Monday, September 24, 2012

Celebrate the exclamation mark!

                                       Happy National Punctuation Day!
                                                   by Trina Boice


Did you know that September 24th has officially been declared as a celebration of the lowly comma, correctly used quotation marks, and other proper uses of periods, semicolons, and the ever-mysterious ellipsis?  Well, now you do, so let the party begin!#$?!  

Our words, both spoken and verbal, really affect our brand and how others perceive us.

The ninth annual National Punctuation Day®, the September 24 holiday that reminds America that a semicolon is not a surgical procedure, will celebrate the 2012 presidential election with a literary challenge — vote for your favorite Presidential Punctuation Mark in one, highly punctuated paragraph!
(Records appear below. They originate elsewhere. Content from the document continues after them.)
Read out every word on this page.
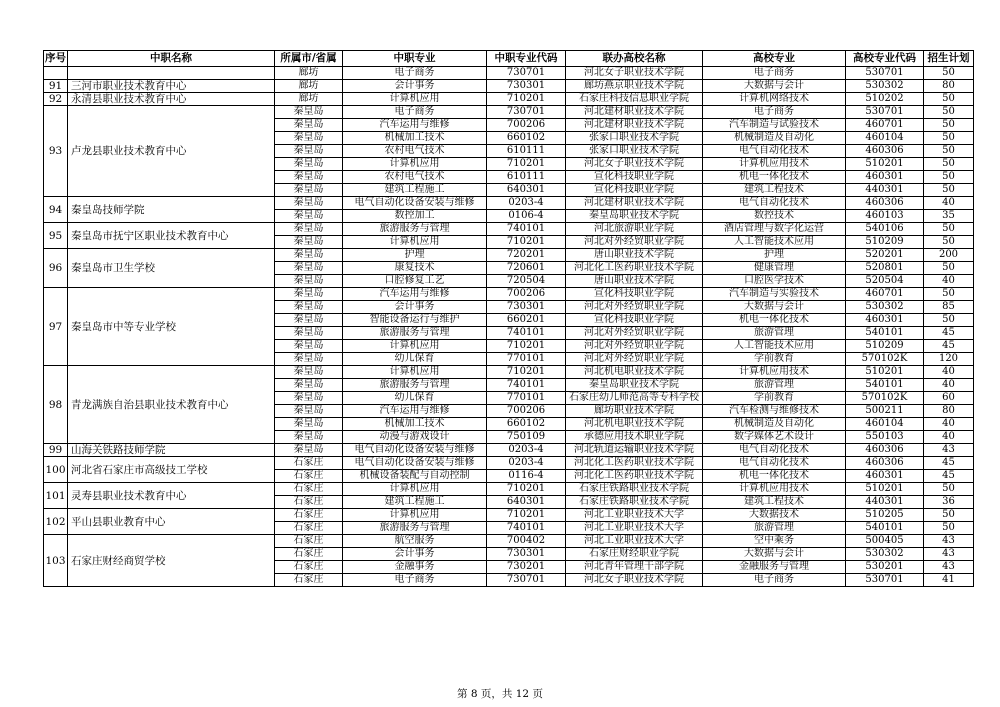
序号	中职名称	所属市/省属	中职专业	中职专业代码	联办高校名称	高校专业	高校专业代码	招生计划
		廊坊	电子商务	730701	河北女子职业技术学院	电子商务	530701	50
91	三河市职业技术教育中心	廊坊	会计事务	730301	廊坊燕京职业技术学院	大数据与会计	530302	80
92	永清县职业技术教育中心	廊坊	计算机应用	710201	石家庄科技信息职业学院	计算机网络技术	510202	50
93	卢龙县职业技术教育中心	秦皇岛	电子商务	730701	河北建材职业技术学院	电子商务	530701	50
		秦皇岛	汽车运用与维修	700206	河北建材职业技术学院	汽车制造与试验技术	460701	50
		秦皇岛	机械加工技术	660102	张家口职业技术学院	机械制造及自动化	460104	50
		秦皇岛	农村电气技术	610111	张家口职业技术学院	电气自动化技术	460306	50
		秦皇岛	计算机应用	710201	河北女子职业技术学院	计算机应用技术	510201	50
		秦皇岛	农村电气技术	610111	宣化科技职业学院	机电一体化技术	460301	50
		秦皇岛	建筑工程施工	640301	宣化科技职业学院	建筑工程技术	440301	50
94	秦皇岛技师学院	秦皇岛	电气自动化设备安装与维修	0203-4	河北建材职业技术学院	电气自动化技术	460306	40
		秦皇岛	数控加工	0106-4	秦皇岛职业技术学院	数控技术	460103	35
95	秦皇岛市抚宁区职业技术教育中心	秦皇岛	旅游服务与管理	740101	河北旅游职业学院	酒店管理与数字化运营	540106	50
		秦皇岛	计算机应用	710201	河北对外经贸职业学院	人工智能技术应用	510209	50
96	秦皇岛市卫生学校	秦皇岛	护理	720201	唐山职业技术学院	护理	520201	200
		秦皇岛	康复技术	720601	河北化工医药职业技术学院	健康管理	520801	50
		秦皇岛	口腔修复工艺	720504	唐山职业技术学院	口腔医学技术	520504	40
97	秦皇岛市中等专业学校	秦皇岛	汽车运用与维修	700206	宣化科技职业学院	汽车制造与实验技术	460701	50
		秦皇岛	会计事务	730301	河北对外经贸职业学院	大数据与会计	530302	85
		秦皇岛	智能设备运行与维护	660201	宣化科技职业学院	机电一体化技术	460301	50
		秦皇岛	旅游服务与管理	740101	河北对外经贸职业学院	旅游管理	540101	45
		秦皇岛	计算机应用	710201	河北对外经贸职业学院	人工智能技术应用	510209	45
		秦皇岛	幼儿保育	770101	河北对外经贸职业学院	学前教育	570102K	120
98	青龙满族自治县职业技术教育中心	秦皇岛	计算机应用	710201	河北机电职业技术学院	计算机应用技术	510201	40
		秦皇岛	旅游服务与管理	740101	秦皇岛职业技术学院	旅游管理	540101	40
		秦皇岛	幼儿保育	770101	石家庄幼儿师范高等专科学校	学前教育	570102K	60
		秦皇岛	汽车运用与维修	700206	廊坊职业技术学院	汽车检测与维修技术	500211	80
		秦皇岛	机械加工技术	660102	河北机电职业技术学院	机械制造及自动化	460104	40
		秦皇岛	动漫与游戏设计	750109	承德应用技术职业学院	数字媒体艺术设计	550103	40
99	山海关铁路技师学院	秦皇岛	电气自动化设备安装与维修	0203-4	河北轨道运输职业技术学院	电气自动化技术	460306	43
100	河北省石家庄市高级技工学校	石家庄	电气自动化设备安装与维修	0203-4	河北化工医药职业技术学院	电气自动化技术	460306	45
		石家庄	机械设备装配与自动控制	0116-4	河北化工医药职业技术学院	机电一体化技术	460301	45
101	灵寿县职业技术教育中心	石家庄	计算机应用	710201	石家庄铁路职业技术学院	计算机应用技术	510201	50
		石家庄	建筑工程施工	640301	石家庄铁路职业技术学院	建筑工程技术	440301	36
102	平山县职业教育中心	石家庄	计算机应用	710201	河北工业职业技术大学	大数据技术	510205	50
		石家庄	旅游服务与管理	740101	河北工业职业技术大学	旅游管理	540101	50
103	石家庄财经商贸学校	石家庄	航空服务	700402	河北工业职业技术大学	空中乘务	500405	43
		石家庄	会计事务	730301	石家庄财经职业学院	大数据与会计	530302	43
		石家庄	金融事务	730201	河北青年管理干部学院	金融服务与管理	530201	43
		石家庄	电子商务	730701	河北女子职业技术学院	电子商务	530701	41
第 8 页，共 12 页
The rules: Write one paragraph with a maximum of three sentences using the following 13 punctuation marks to explain which should be “presidential,” and why: apostrophe, brackets, colon, comma, dash, ellipsis, exclamation point, hyphen, parentheses, period, question mark, quotation mark, and semicolon. You may use a punctuation mark more than once, and there is no word limit. Multiple entries are permitted.

In short, persuade them that your favorite punctuation mark should be the official punctuation mark of the President of the United States.  Contest entries must be received by September 30 to be considered for prizes. The winner(s) will receive a box of punctuation goodies, including a National Punctuation Day® T-shirt. Send entries, including name, address and phone number, to National Punctuation Day® headquarters at

In 2011, 220 entries in their paragraph contest were received from the United States, the Netherlands, Malta, Canada, England, and India.  In 2010, 356 people from the United States, Canada, the United Kingdom, France, the Netherlands, Japan, Australia, New Zealand, and Italy (in Italian!) submitted more than 3,000 entries in our haiku contest, including 73 from a certain New York State employee who shall remain nameless.  

                            Have a great punctuation day!